Ecole Polytechnique Fédérale de Lausanne (EPFL), Jaquet-Droz 1, 2002, Neuchatel, Switzerland.
Abstract
Dielectric elastomer actuators (DEAs) are flexible lightweight actuators that can generate strains of over 100 %. They are used in applications ranging from haptic feedback (mm-sized devices), to cm-scale soft robots, to meter-long blimps. DEAs consist of an electrode-elastomer-electrode stack, placed on a frame. Applying a voltage between the electrodes electrostatically compresses the elastomer, which deforms in-plane or out-of plane depending on design.
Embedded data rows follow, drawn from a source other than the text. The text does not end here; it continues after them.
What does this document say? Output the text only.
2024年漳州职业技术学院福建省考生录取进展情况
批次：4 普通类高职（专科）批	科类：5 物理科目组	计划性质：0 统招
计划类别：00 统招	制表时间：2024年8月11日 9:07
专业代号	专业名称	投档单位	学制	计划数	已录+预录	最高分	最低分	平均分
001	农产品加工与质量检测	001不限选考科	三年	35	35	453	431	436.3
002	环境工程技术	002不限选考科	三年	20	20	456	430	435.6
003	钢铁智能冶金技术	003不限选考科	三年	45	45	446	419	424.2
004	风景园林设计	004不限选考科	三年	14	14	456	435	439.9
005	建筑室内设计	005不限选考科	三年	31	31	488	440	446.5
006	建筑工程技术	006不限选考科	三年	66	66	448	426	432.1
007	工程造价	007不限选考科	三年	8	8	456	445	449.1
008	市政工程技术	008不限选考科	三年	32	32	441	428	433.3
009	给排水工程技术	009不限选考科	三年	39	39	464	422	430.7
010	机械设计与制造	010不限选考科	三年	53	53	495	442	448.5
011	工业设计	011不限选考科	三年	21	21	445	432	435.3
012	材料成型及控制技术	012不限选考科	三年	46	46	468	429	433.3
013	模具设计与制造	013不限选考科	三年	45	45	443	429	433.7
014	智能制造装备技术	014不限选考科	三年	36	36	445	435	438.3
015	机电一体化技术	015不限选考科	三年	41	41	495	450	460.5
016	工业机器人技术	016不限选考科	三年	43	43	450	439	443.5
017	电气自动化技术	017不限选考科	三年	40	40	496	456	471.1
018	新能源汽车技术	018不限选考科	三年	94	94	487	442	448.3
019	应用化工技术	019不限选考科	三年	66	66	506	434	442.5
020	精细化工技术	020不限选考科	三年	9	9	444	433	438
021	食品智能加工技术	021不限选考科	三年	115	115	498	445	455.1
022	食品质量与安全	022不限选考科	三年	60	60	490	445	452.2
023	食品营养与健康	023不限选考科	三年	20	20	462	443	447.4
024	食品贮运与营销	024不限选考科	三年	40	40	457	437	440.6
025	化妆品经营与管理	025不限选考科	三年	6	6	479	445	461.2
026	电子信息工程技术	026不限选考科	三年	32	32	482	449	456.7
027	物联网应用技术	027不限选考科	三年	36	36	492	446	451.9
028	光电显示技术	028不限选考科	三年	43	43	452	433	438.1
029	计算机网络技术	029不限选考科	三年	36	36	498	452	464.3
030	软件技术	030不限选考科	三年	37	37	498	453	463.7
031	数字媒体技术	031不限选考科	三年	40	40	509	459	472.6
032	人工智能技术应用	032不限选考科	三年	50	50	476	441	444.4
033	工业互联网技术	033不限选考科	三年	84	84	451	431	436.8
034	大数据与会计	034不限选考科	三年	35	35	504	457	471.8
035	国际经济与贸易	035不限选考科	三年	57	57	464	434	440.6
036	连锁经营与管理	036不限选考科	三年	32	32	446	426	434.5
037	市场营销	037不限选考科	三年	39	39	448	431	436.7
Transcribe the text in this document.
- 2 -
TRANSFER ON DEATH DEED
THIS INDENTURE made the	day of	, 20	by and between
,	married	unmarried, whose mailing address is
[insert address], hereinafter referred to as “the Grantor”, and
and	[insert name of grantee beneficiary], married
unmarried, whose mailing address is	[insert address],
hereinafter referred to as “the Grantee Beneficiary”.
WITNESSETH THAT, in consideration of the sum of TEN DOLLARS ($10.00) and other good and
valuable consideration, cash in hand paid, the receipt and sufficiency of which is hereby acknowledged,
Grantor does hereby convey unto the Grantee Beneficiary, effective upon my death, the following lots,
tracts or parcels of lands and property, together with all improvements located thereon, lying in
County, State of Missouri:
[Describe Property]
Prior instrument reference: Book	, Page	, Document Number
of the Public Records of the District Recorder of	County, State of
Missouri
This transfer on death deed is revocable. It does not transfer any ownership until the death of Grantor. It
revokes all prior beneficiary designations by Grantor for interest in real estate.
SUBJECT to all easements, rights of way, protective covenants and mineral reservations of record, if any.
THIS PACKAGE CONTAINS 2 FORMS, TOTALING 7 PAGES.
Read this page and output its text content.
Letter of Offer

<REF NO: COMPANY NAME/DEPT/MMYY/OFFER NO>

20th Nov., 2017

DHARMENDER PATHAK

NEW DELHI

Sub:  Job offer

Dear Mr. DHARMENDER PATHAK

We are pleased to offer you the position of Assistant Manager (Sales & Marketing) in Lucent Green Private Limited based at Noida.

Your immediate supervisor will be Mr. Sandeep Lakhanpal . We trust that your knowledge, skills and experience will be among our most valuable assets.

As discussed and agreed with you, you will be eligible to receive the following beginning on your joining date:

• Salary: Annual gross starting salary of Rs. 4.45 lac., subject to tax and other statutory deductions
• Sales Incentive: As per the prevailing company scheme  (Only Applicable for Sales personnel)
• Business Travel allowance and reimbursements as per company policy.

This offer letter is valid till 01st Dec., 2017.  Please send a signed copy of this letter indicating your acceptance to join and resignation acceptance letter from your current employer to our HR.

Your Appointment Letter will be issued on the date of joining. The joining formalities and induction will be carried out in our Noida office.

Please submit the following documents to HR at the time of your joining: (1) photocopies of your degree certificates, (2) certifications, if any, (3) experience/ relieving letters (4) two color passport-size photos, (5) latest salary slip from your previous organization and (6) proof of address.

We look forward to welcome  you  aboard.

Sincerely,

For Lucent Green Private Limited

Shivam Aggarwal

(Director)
Since the electrodes are bonded to the elastomer, they must reliably sustain repeated very large deformations while remaining conductive, and without significantly adding to the stiffness of the soft elastomer. The electrodes are required for electrostatic actuation, but also enable resistive and capacitive sensing of the strain, leading to self-sensing actuators. This review compares the different technologies used to make compliant electrodes for DEAs in terms of: impact on DEA device performance (speed, efficiency, maximum strain), manufacturability, miniaturization, the integration of self-sensing and self-switching, and compatibility with low-voltage operation. While graphite and carbon black have been the most widely used technique in research environments, alternative methods are emerging which combine compliance, conduction at over 100 % strain with better conductivity and/or ease of patternability, including microfabrication-based approaches for compliant metal thin-films, metal-polymer nano-composites, nanoparticle implantation, and reel-to-reel production of um-scale patterned thin films on elastomers. Such electrodes are key to miniaturization, low-voltage operation, and widespread commercialization of DEAs.
Figure Legend
Compliant electrode for Dielectric Elastomer Actuators must meet different criteria in such as remaining conductive while stretched and not adding to the stiffness of the thin elastomeric membrane on which they are patterned. Only very soft electrodes can lead to large area strain when activated. The most common type of compliant electrodes are based on carbon particles: either loose powder (Carbon black), or carbon grease, or carbon mixed in an elastomeric matrix. However, carbon electrodes suffer from shortcomings such as low reliability and life time. Other type of very compliant electrodes have been proposed, such as corrugated metal thin-films, metal ion implantation, silver nanowires, etc. The picture shows a 60% surface increase of carbon rubber (Carbon black in elastomer matrix) applied on a thin silicone membrane.